Но рано порадовалась. У Ромы начались проблемы как с учебой, так и с одноклассниками. Учился он из рук вон плохо, на уроках не мог собраться, плохо запоминал материал, никак не мог наладить отношения с другими ребятами. Сначала Елена считала проблемы сына издержками домашнего воспитания. Избаловала, не хотела, чтобы болезненный ребенок перегружался, не уделяла должного внимания общению сына со сверстниками… Стандартная ситуация «сапожник без сапог», то есть педагог с проблемным ребенком.
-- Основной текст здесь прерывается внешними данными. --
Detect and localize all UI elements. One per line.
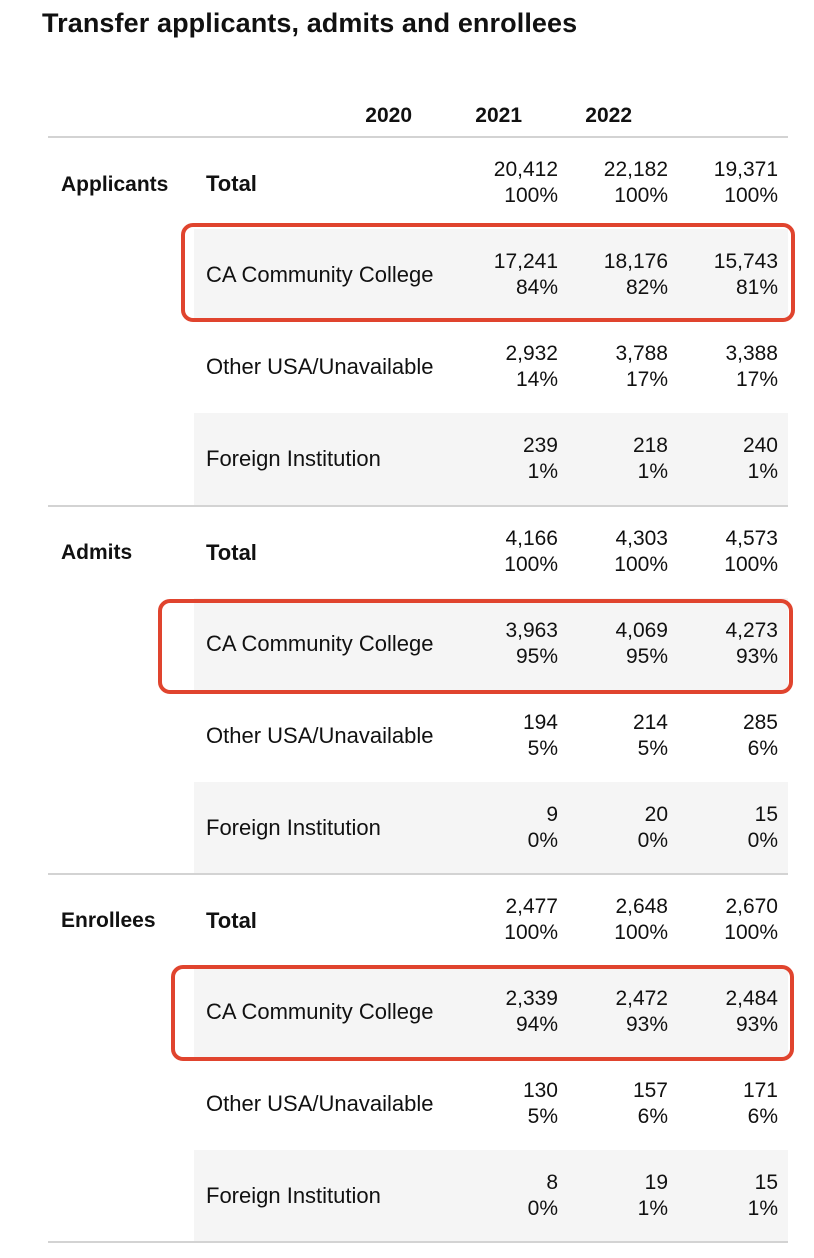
table-row: Total 2,477 100% 2,648 100% 2,670 100%	[194, 874, 788, 966]
row-label: CA Community College	[206, 631, 434, 656]
row-label: Other USA/Unavailable	[206, 1091, 434, 1116]
year-header-2022: 2022	[585, 104, 632, 127]
value-cell: 4,573 100%	[724, 527, 778, 576]
table-row: CA Community College 3,963 95% 4,069 95% 4…	[194, 598, 788, 690]
table-row: Total 4,166 100% 4,303 100% 4,573 100%	[194, 506, 788, 598]
value-cell: 19,371 100%	[713, 158, 778, 207]
table-header: 2020 2021 2022	[48, 98, 788, 136]
table-row: Foreign Institution 239 1% 218 1% 240 1%	[194, 413, 788, 505]
value-cell: 3,788 17%	[615, 342, 668, 391]
value-cell: 4,166 100%	[504, 527, 558, 576]
group-label: Admits	[61, 541, 133, 564]
value-cell: 2,648 100%	[614, 895, 668, 944]
row-label: Foreign Institution	[206, 815, 381, 840]
row-label: Total	[206, 908, 257, 933]
value-cell: 9 0%	[527, 803, 558, 852]
value-cell: 18,176 82%	[603, 250, 668, 299]
row-label: CA Community College	[206, 262, 434, 287]
value-cell: 2,472 93%	[615, 987, 668, 1036]
group-divider	[48, 505, 788, 507]
value-cell: 218 1%	[632, 434, 668, 483]
value-cell: 4,273 93%	[725, 619, 778, 668]
table-row: Foreign Institution 9 0% 20 0% 15 0%	[194, 782, 788, 874]
value-cell: 3,963 95%	[505, 619, 558, 668]
table-bottom-divider	[48, 1241, 788, 1243]
value-cell: 194 5%	[522, 711, 558, 760]
value-cell: 2,484 93%	[725, 987, 778, 1036]
value-cell: 2,670 100%	[724, 895, 778, 944]
value-cell: 171 6%	[742, 1079, 778, 1128]
value-cell: 8 0%	[527, 1171, 558, 1220]
table-row: CA Community College 17,241 84% 18,176 82%…	[194, 229, 788, 321]
value-cell: 4,069 95%	[615, 619, 668, 668]
value-cell: 285 6%	[742, 711, 778, 760]
highlight-box-admits-cc	[158, 599, 793, 694]
row-label: Total	[206, 171, 257, 196]
value-cell: 20 0%	[637, 803, 668, 852]
value-cell: 15,743 81%	[713, 250, 778, 299]
table-row: Foreign Institution 8 0% 19 1% 15 1%	[194, 1150, 788, 1242]
value-cell: 157 6%	[632, 1079, 668, 1128]
value-cell: 240 1%	[742, 434, 778, 483]
value-cell: 2,932 14%	[505, 342, 558, 391]
value-cell: 20,412 100%	[493, 158, 558, 207]
value-cell: 19 1%	[637, 1171, 668, 1220]
value-cell: 15 1%	[747, 1171, 778, 1220]
value-cell: 2,339 94%	[505, 987, 558, 1036]
value-cell: 3,388 17%	[725, 342, 778, 391]
value-cell: 15 0%	[747, 803, 778, 852]
value-cell: 17,241 84%	[493, 250, 558, 299]
group-label: Applicants	[61, 173, 169, 196]
table-row: Other USA/Unavailable 130 5% 157 6% 171 6%	[194, 1058, 788, 1150]
table-row: Other USA/Unavailable 2,932 14% 3,788 17% …	[194, 321, 788, 413]
header-divider	[48, 136, 788, 138]
value-cell: 2,477 100%	[504, 895, 558, 944]
group-divider	[48, 873, 788, 875]
year-header-2020: 2020	[365, 104, 412, 127]
value-cell: 214 5%	[632, 711, 668, 760]
page-title: Transfer applicants, admits and enrollee…	[42, 8, 578, 38]
highlight-box-enrollees-cc	[171, 965, 794, 1061]
row-label: Foreign Institution	[206, 446, 381, 471]
table-row: Total 20,412 100% 22,182 100% 19,371 100%	[194, 137, 788, 229]
row-label: Foreign Institution	[206, 1183, 381, 1208]
value-cell: 239 1%	[522, 434, 558, 483]
row-label: Other USA/Unavailable	[206, 354, 434, 379]
table-row: Other USA/Unavailable 194 5% 214 5% 285 6%	[194, 690, 788, 782]
group-label: Enrollees	[61, 909, 156, 932]
row-label: CA Community College	[206, 999, 434, 1024]
year-header-2021: 2021	[475, 104, 522, 127]
row-label: Total	[206, 540, 257, 565]
table-row: CA Community College 2,339 94% 2,472 93% 2…	[194, 966, 788, 1058]
row-label: Other USA/Unavailable	[206, 723, 434, 748]
value-cell: 4,303 100%	[614, 527, 668, 576]
value-cell: 130 5%	[522, 1079, 558, 1128]
highlight-box-applicants-cc	[181, 223, 795, 322]
value-cell: 22,182 100%	[603, 158, 668, 207]
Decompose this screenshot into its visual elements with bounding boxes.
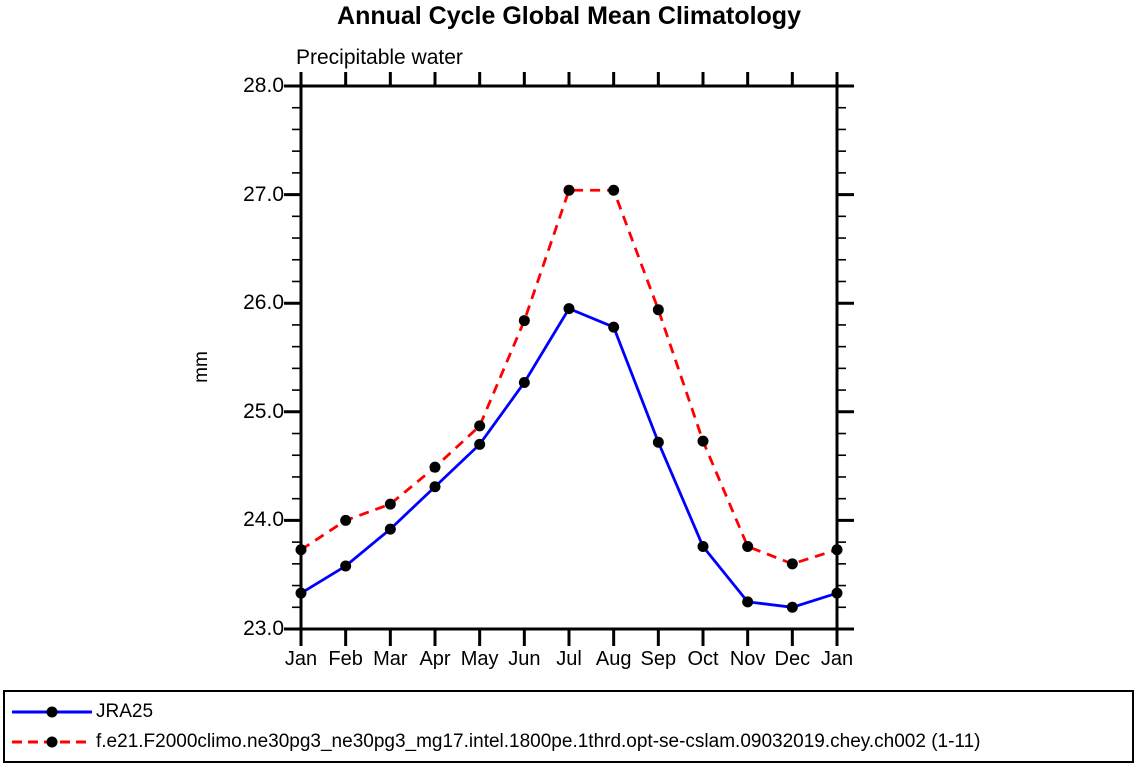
x-tick-label: Jul <box>556 648 582 670</box>
data-point-marker <box>831 587 843 599</box>
y-tick-label: 27.0 <box>243 182 284 206</box>
data-point-marker <box>295 544 307 556</box>
legend-row-model: f.e21.F2000climo.ne30pg3_ne30pg3_mg17.in… <box>5 727 1132 757</box>
legend-row-jra25: JRA25 <box>5 697 1132 727</box>
data-point-marker <box>831 544 843 556</box>
legend-label-jra25: JRA25 <box>96 701 154 722</box>
data-point-marker <box>608 321 620 333</box>
x-tick-label: Apr <box>419 648 451 670</box>
y-tick-label: 24.0 <box>243 508 284 532</box>
data-point-marker <box>518 376 530 388</box>
data-point-marker <box>518 315 530 327</box>
data-point-marker <box>474 420 486 432</box>
data-point-marker <box>563 184 575 196</box>
legend-box: JRA25 f.e21.F2000climo.ne30pg3_ne30pg3_m… <box>3 690 1134 763</box>
data-point-marker <box>384 498 396 510</box>
legend-label-model: f.e21.F2000climo.ne30pg3_ne30pg3_mg17.in… <box>96 731 981 752</box>
x-tick-label: Mar <box>373 648 408 670</box>
chart-subtitle: Precipitable water <box>296 46 463 69</box>
data-point-marker <box>429 461 441 473</box>
x-tick-label: Feb <box>328 648 363 670</box>
series-line <box>300 306 838 609</box>
x-tick-label: Oct <box>687 648 719 670</box>
data-point-marker <box>295 587 307 599</box>
data-point-marker <box>340 514 352 526</box>
data-point-marker <box>786 558 798 570</box>
data-point-marker <box>697 435 709 447</box>
y-tick-label: 28.0 <box>243 74 284 97</box>
data-point-marker <box>742 540 754 552</box>
legend-marker-icon <box>46 736 58 748</box>
x-tick-label: May <box>460 648 499 670</box>
y-tick-label: 23.0 <box>243 617 284 640</box>
x-tick-label: Jan <box>284 648 318 670</box>
data-point-marker <box>786 601 798 613</box>
x-tick-label: Jun <box>508 648 541 670</box>
x-tick-label: Sep <box>640 648 677 670</box>
x-tick-label: Nov <box>729 648 766 670</box>
data-point-marker <box>563 303 575 315</box>
data-point-marker <box>652 436 664 448</box>
x-tick-label: Aug <box>595 648 632 670</box>
series-line <box>300 188 838 566</box>
x-tick-label: Dec <box>774 648 811 670</box>
data-point-marker <box>652 304 664 316</box>
x-tick-label: Jan <box>820 648 854 670</box>
data-point-marker <box>742 596 754 608</box>
y-tick-label: 25.0 <box>243 399 284 423</box>
legend-marker-icon <box>46 706 58 718</box>
data-point-marker <box>340 560 352 572</box>
data-point-marker <box>384 523 396 535</box>
data-point-marker <box>474 438 486 450</box>
data-point-marker <box>608 184 620 196</box>
data-point-marker <box>697 540 709 552</box>
legend-line-solid-sample <box>12 706 92 718</box>
chart-title: Annual Cycle Global Mean Climatology <box>337 2 801 30</box>
y-tick-label: 26.0 <box>243 291 284 315</box>
data-point-marker <box>429 481 441 493</box>
legend-line-dashed-sample <box>12 736 92 748</box>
Но во втором классе стало ясно, что Ромины проблемы гораздо серьезнее и что ему нужна помощь психолога. А следом грянули и другие сложности. В девяностые годы прошлого века рождаемость в Рогачевске пошла на спад, вдобавок большая часть молодежи уехала из родного города в поисках лучшей доли, поэтому школы и детские сады были заполнены дай бог если наполовину. И новый глава районной администрации решил сократить вполовину количество школ. Было шесть, стало три. Закрылась в том числе и школа, в которой работала Елена. Устроиться по специальности было невозможно. На репетиторство тоже не стоило надеяться, потому что репетиторы в Рогачевске большим спросом не пользовались и услуги их ценились невысоко. Возвращаться к шитью жилеток Елена не собиралась, а уехать на заработки в Москву было не так просто. Какая Москва с ребенком на руках? С кем его оставлять? С няней? Не всякая няня смогла бы найти общий язык с Ромой, и к тому же если снимать в столице жилье и оплачивать няню, что тогда останется на жизнь? Пораскинув мозгами, Елена пришла к мысли о собственном бизнесе. Небольшая уютная едальня казалась ей самым лучшим вариантом. Общепит – это стабильно и как-то понятно. В торговле Елена не разбиралась совершенно и интуитивно чувствовала, что в этой сфере она моментально прогорит. А вот общепит привлекал, здесь все было понятнее и проще. Кафе – это, в сущности, тот же дом. Сюда приходят гости, задача хозяйки приветливо их встретить и вкусно накормить, чтобы им захотелось прийти еще. Елена была гостеприимной, умела готовить и создавать уют. Решиться на это оказалось трудно, все равно что в омут с головой прыгнуть, но она все же решилась.